Copy or regenerate. Click the copy icon to copy the output to your clipboard. Click the regenerate icon to generate a new value with the same settings.
Read the entropy panel. Every output shows its strength in bits and an estimated crack time at one billion guesses per second, which is a realistic offline attack rate for a fast hash function.

Why Cryptographic Randomness Matters

Not all randomness is equal. JavaScript's Math.random() uses a deterministic pseudorandom number generator — its output is predictable given the seed, making it completely unsuitable for security-sensitive values.

This tool uses crypto.getRandomValues() exclusively, which draws entropy from the operating system — hardware timing, interrupt noise, and other genuinely unpredictable sources. The output is computationally infeasible to predict or reverse. For any value that needs to be a secret, this is the only acceptable approach.

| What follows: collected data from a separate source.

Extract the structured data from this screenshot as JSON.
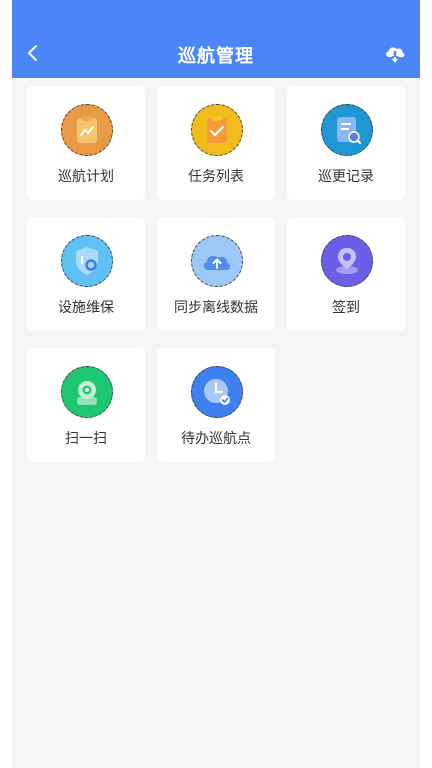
{
  "header": {
    "title": "巡航管理"
  },
  "tiles": [
    {
      "label": "巡航计划",
      "icon": "clipboard-chart-icon",
      "color": "#e89a45"
    },
    {
      "label": "任务列表",
      "icon": "clipboard-check-icon",
      "color": "#f2bb1c"
    },
    {
      "label": "巡更记录",
      "icon": "document-search-icon",
      "color": "#1f97d4"
    },
    {
      "label": "设施维保",
      "icon": "shield-settings-icon",
      "color": "#5ec0f5"
    },
    {
      "label": "同步离线数据",
      "icon": "cloud-upload-icon",
      "color": "#9cc8f5"
    },
    {
      "label": "签到",
      "icon": "location-pin-icon",
      "color": "#6b5fe8"
    },
    {
      "label": "扫一扫",
      "icon": "scan-camera-icon",
      "color": "#1ec672"
    },
    {
      "label": "待办巡航点",
      "icon": "clock-check-icon",
      "color": "#3f80f0"
    }
  ]
}
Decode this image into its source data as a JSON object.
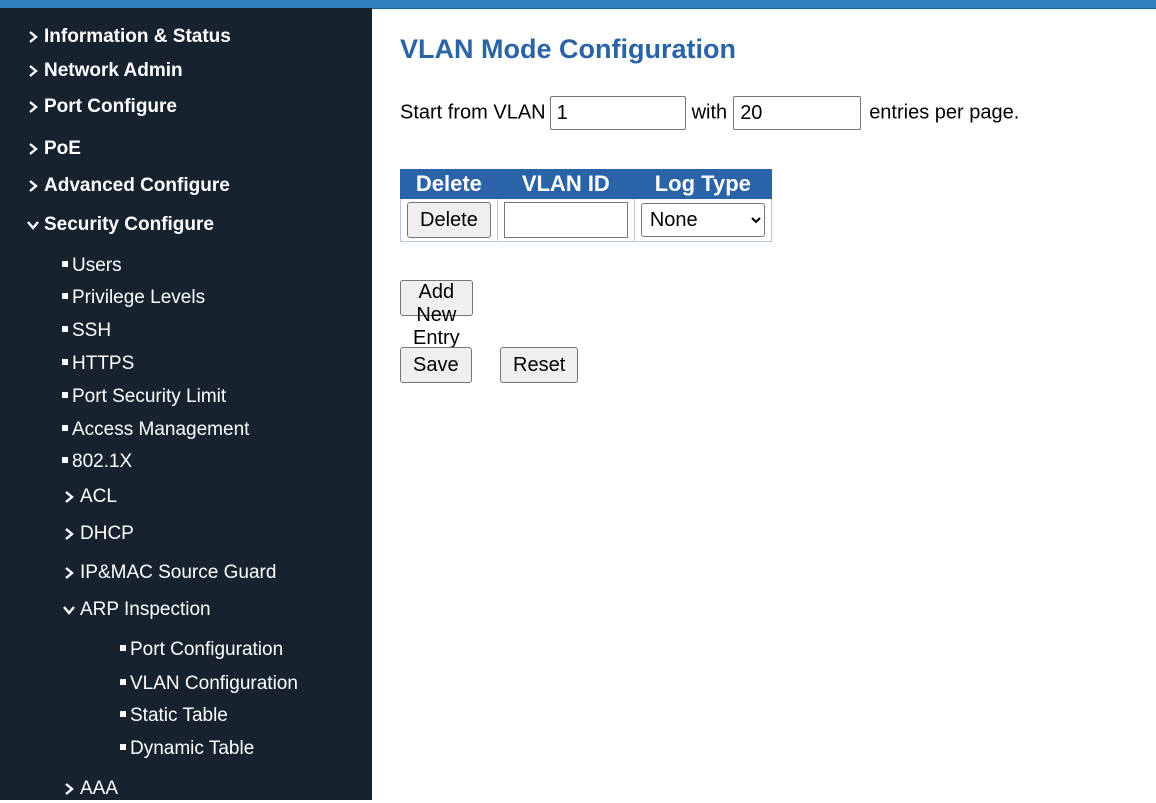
{
  "sidebar": {
    "items": [
      {
        "label": "Information & Status",
        "icon": "chevron-right-icon"
      },
      {
        "label": "Network Admin",
        "icon": "chevron-right-icon"
      },
      {
        "label": "Port Configure",
        "icon": "chevron-right-icon"
      },
      {
        "label": "PoE",
        "icon": "chevron-right-icon"
      },
      {
        "label": "Advanced Configure",
        "icon": "chevron-right-icon"
      },
      {
        "label": "Security Configure",
        "icon": "chevron-down-icon"
      }
    ],
    "security": {
      "items": [
        {
          "label": "Users"
        },
        {
          "label": "Privilege Levels"
        },
        {
          "label": "SSH"
        },
        {
          "label": "HTTPS"
        },
        {
          "label": "Port Security Limit"
        },
        {
          "label": "Access Management"
        },
        {
          "label": "802.1X"
        },
        {
          "label": "ACL",
          "icon": "chevron-right-icon"
        },
        {
          "label": "DHCP",
          "icon": "chevron-right-icon"
        },
        {
          "label": "IP&MAC Source Guard",
          "icon": "chevron-right-icon"
        },
        {
          "label": "ARP Inspection",
          "icon": "chevron-down-icon"
        }
      ],
      "arp": {
        "items": [
          {
            "label": "Port Configuration"
          },
          {
            "label": "VLAN Configuration"
          },
          {
            "label": "Static Table"
          },
          {
            "label": "Dynamic Table"
          }
        ]
      },
      "aaa": {
        "label": "AAA",
        "icon": "chevron-right-icon"
      }
    }
  },
  "main": {
    "title": "VLAN Mode Configuration",
    "paging": {
      "prefix": "Start from VLAN",
      "start_value": "1",
      "middle": "with",
      "count_value": "20",
      "suffix": "entries per page."
    },
    "table": {
      "headers": [
        "Delete",
        "VLAN ID",
        "Log Type"
      ],
      "row": {
        "delete_label": "Delete",
        "vlan_id_value": "",
        "log_type_selected": "None"
      }
    },
    "buttons": {
      "add_new_entry": "Add New Entry",
      "save": "Save",
      "reset": "Reset"
    }
  },
  "colors": {
    "sidebar_bg": "#16222e",
    "accent": "#2a63a8",
    "top_strip": "#2f7fc1"
  }
}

To further eliminate modulo bias — a subtle flaw where some values appear slightly more often than others when mapping random bytes to a character set — the generator uses rejection sampling: values outside an exact multiple of the charset size are discarded and regenerated.

Understanding the Entropy Panel

Entropy is measured in bits. Each bit doubles the number of possible values an attacker would need to try. The crack time estimates assume an attacker making one billion guesses per second, which is achievable with commodity hardware attacking an unsalted fast hash (MD5, SHA-1). Against a properly salted slow hash (bcrypt, Argon2), crack times would be orders of magnitude longer.

The strength levels used by this tool:

Weak — below 64 bits. Avoid for any security use.
Fair — 64–95 bits. Acceptable for short-lived tokens; not recommended for long-lived secrets.
Strong — 96–127 bits. Good for most applications.
Excellent — 128 bits and above. Suitable for encryption keys, JWT secrets, and any high-value secret.

Note: crack time is shown for secrets and passwords. For UUIDs, crack time is not applicable — UUIDs are identifiers, not secrets, and guessing a UUID is not a relevant attack model.

Recommended Settings by Use Case

Use case	Mode	Settings
Application password	Random	20+ chars, all character types
JWT secret (HS256)	Base64url	32 bytes (256 bits)
JWT secret (HS512)	Base64url	64 bytes (512 bits)
API key	API Key.	`sk_live_` prefix, 32-char body
Database primary key	UUID	v7 (sortable)
Unique identifier	UUID	v4 (fully random)
Encryption key	Hex	32 bytes (AES-256)
HMAC secret	Hex or Base64url	32 bytes minimum
Memorable password	Passphrase	5+ words, append number
Session token	Random or Hex	32 chars / 16 bytes

Privacy

Key generation happens entirely in your browser using the Web Crypto API. No generated values, settings, or usage data are sent to any server or stored anywhere. Close the tab and the keys are gone.